Dear Great Grandpa, how horrible was it for you growing up in Paola? Were you humiliated every day in school when you had to say your last name? Did the municipal officials give you that name as a way of branding you as illegitimate?
I am trying hard to imagine what it was like for you growing up in a foster family -- without your mother -- because in those days newborns were taken away from their mothers at birth. Because of the strict laws of the Catholic church, an unmarried woman who became pregant was not allowed to keep her child. A researcher at Brown University named David Kerzer -- who has studied this barbaric practise -- found that hundreds of thousands of babies were taken from their mothers during the 19th century in Italy. Many many of those babies perished. In Cozenza, the province of Southern Italy where my great grandfather was born, a whopping 93 percent of babies taken from their mothers died!!!! How tragic, how senseless!
It's an absolute miracle that you survived Great Grandpa! Your abundant descendants -- six children, and dozens and dozens of grandchildren, great grandchildren, great great grandchildren and now great great great grandchildren -- owe you so much, and so too do we owe your mother Filomena Scrivano -- about whom virtually nothing is known.
From what I can tell, the reason you survived is that you never landed in what was called the "ruota," the wheel, a mechanism that enabled women to leave their babies in a device in the wall of a foundling home. A mother placed her baby in the outside section of the wheel (built into the exterior wall) and the baby was drawn into the foundling home so that the mother's identity need not be known.
But honestly, Great Grandpa, I know so so little about you!!! And less about your mother.

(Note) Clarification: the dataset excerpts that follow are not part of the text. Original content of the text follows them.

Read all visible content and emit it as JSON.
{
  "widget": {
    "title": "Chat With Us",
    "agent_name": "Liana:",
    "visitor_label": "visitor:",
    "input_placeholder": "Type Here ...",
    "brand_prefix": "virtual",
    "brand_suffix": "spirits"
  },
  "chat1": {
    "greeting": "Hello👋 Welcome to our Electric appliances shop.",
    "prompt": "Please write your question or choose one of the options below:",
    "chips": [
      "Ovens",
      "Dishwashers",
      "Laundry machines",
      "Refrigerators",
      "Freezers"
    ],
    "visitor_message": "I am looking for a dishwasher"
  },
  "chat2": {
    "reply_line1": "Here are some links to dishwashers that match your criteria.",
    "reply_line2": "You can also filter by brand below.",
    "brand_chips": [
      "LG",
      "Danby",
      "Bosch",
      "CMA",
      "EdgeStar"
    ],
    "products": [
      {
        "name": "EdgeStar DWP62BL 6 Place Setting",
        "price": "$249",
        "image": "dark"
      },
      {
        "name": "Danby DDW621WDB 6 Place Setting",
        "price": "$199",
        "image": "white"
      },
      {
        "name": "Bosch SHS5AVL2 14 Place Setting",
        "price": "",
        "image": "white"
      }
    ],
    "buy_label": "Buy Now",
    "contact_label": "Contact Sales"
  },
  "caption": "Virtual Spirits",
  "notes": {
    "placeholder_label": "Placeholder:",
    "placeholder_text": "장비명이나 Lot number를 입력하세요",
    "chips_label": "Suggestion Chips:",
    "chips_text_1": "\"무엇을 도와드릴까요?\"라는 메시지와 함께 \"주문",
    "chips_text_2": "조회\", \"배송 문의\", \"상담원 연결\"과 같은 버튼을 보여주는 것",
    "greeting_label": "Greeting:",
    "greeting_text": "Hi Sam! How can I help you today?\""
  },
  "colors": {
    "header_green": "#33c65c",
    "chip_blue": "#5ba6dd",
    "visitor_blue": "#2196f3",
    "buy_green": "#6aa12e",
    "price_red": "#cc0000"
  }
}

And so, I am going to have to go deep into my heart and mind and try to imagine your life, and your mother's, or at least part of it. And while I'm at it, maybe I will try to imagine who your father was.
Did your mother ever tell you who your father was? And if you knew, why didn't you tell your daughters, including my grandmother, Albina Orzo Ricci? Grandma was absolutely humiliated by the fact that you were illegitimate. It wasn't until she and her sisters passed that the family started to ask questions, and get answers.
But of course, there really weren't many answers. Which is why I face a world of possibilities: I can tell a myriad of tales explaining who you were, and where you came from!
It's exhilerating, in one way, and terrifying and overwhelming in another!!!!